Cold conditions are a manifestation of Nature but, in the form of refrigeration, it also has numerous applications in everyday life in sectors such as food processing , healthcare , power generation and even the environment . Designed with the assistance of the CNRS and manufacturers of refrigeration equipment, the exhibition provides the keys to understanding  the mechanisms concealed behind these phenomena or these applications. It also displays physical examples, giving the visitor a more general insight into what might come after the word ‘cold’.

Artificial and applied refrigeration: the implications of refrigeration in the healthcare sector

cold chain, refrigeration in life sciences, pharmaceutical refrigeration

With the aid of a team game, visitors to the exhibition will be able to discover numerous applications for refrigeration in everyday life and in industry. Supporting life science industries, pharmaceutical and biotechnology laboratories and logistics companies, such as the 3PLs (Third Party Logistic Providers), in the protection of the most critical heat-sensitive products is also the everyday preoccupation of Sofrigam.

Our insulated shipping packaging are designed to maintain the integrity of vaccines, insulin products, cancer inhibiting drugs, tissue samples, biological and biotechnological products, diagnostic specimens, etc. Indeed, these products must be transported in suitable packing units at the required temperature (chilled to +2 to +8 °C, at ambient temperatures regulated to between +15 and +25 °C or even frozen down to a temperature of -18 °C). Not only that, these temperatures must be maintained from departure from the manufacturing site of the products until they are delivered to the patient. Suffice to say that the road is long and littered with pitfalls, above all because the production and distribution circuits are increasingly international. Hence the major refrigeration challenge facing the healthcare sector!

Insulated or refrigerated packaging?

insulated shipping packaging, temperature-controlled box, cold chain packaging

Insulated packaging consist of an insulating material that maintains the temperature for a given period, which is dependent on the external environmental conditions. On the contrary, a refrigerated packaging unit, also referred to as a temperature-controlled packaging unit, generates the cold conditions and this is done in several ways. 

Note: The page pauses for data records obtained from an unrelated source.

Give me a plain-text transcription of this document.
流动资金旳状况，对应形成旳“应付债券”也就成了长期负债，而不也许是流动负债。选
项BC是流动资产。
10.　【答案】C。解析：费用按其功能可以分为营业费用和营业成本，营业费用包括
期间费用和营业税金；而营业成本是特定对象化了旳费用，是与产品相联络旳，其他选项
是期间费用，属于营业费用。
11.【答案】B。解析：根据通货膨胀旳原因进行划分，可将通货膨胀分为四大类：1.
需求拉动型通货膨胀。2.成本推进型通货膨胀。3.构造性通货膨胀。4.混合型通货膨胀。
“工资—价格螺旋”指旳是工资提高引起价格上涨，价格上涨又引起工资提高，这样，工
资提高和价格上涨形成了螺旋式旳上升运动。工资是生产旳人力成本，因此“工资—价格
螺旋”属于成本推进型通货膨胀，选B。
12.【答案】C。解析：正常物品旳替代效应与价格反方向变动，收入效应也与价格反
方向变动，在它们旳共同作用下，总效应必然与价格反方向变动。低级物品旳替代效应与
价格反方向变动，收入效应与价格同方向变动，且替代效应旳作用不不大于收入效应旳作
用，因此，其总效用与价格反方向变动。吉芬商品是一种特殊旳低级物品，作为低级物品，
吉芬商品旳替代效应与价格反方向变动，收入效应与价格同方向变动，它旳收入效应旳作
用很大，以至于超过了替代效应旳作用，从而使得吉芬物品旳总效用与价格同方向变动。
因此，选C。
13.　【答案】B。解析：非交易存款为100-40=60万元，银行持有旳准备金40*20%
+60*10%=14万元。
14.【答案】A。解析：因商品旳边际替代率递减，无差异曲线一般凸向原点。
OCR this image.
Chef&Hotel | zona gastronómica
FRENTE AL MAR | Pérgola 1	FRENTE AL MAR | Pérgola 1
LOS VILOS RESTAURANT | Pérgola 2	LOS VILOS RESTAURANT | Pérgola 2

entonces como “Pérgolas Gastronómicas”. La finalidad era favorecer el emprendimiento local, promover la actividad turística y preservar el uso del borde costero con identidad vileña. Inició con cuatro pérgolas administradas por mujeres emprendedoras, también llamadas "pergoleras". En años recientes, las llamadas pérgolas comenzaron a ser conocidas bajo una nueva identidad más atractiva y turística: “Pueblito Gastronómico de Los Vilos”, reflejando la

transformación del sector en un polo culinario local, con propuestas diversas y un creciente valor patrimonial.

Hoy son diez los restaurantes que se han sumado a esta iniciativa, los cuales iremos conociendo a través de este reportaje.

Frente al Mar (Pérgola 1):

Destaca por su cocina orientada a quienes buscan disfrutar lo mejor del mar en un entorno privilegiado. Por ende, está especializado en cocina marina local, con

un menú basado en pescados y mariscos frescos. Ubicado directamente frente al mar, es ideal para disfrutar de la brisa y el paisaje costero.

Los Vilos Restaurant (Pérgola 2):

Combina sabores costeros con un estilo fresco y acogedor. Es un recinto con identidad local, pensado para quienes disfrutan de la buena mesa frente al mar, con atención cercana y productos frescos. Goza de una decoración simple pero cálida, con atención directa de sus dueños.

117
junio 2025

It may be an active refrigerated packaging unit, which has to be connected to an electrical power supply in order to create the cold conditions. On the other hand, passive cold chain packaging units do not require an electrical supply and they generate the cold conditions with the aid of a continuous cold source in the form of eutectic gels. Semi-active temperature-controlled packaging are also available: these combine the flexibility of passive packaging, inasmuch as they do not require a power supply, with the accuracy of active packaging, since they automatically regulate the release of cold into the payload area of the packaging.

Creating cold conditions is one thing, but succeeding in maintaining products that are highly sensitive to fluctuations in temperature at a predefined temperature range for periods of 48, 72 or 96 hours is a real challenge, all the more so if the packaging is subjected to widely-varying external temperature conditions!

The cold: a fascinating subject awaiting discovery, beginning on 5th December at the Cité des Sciences et de l’Industrie in Paris.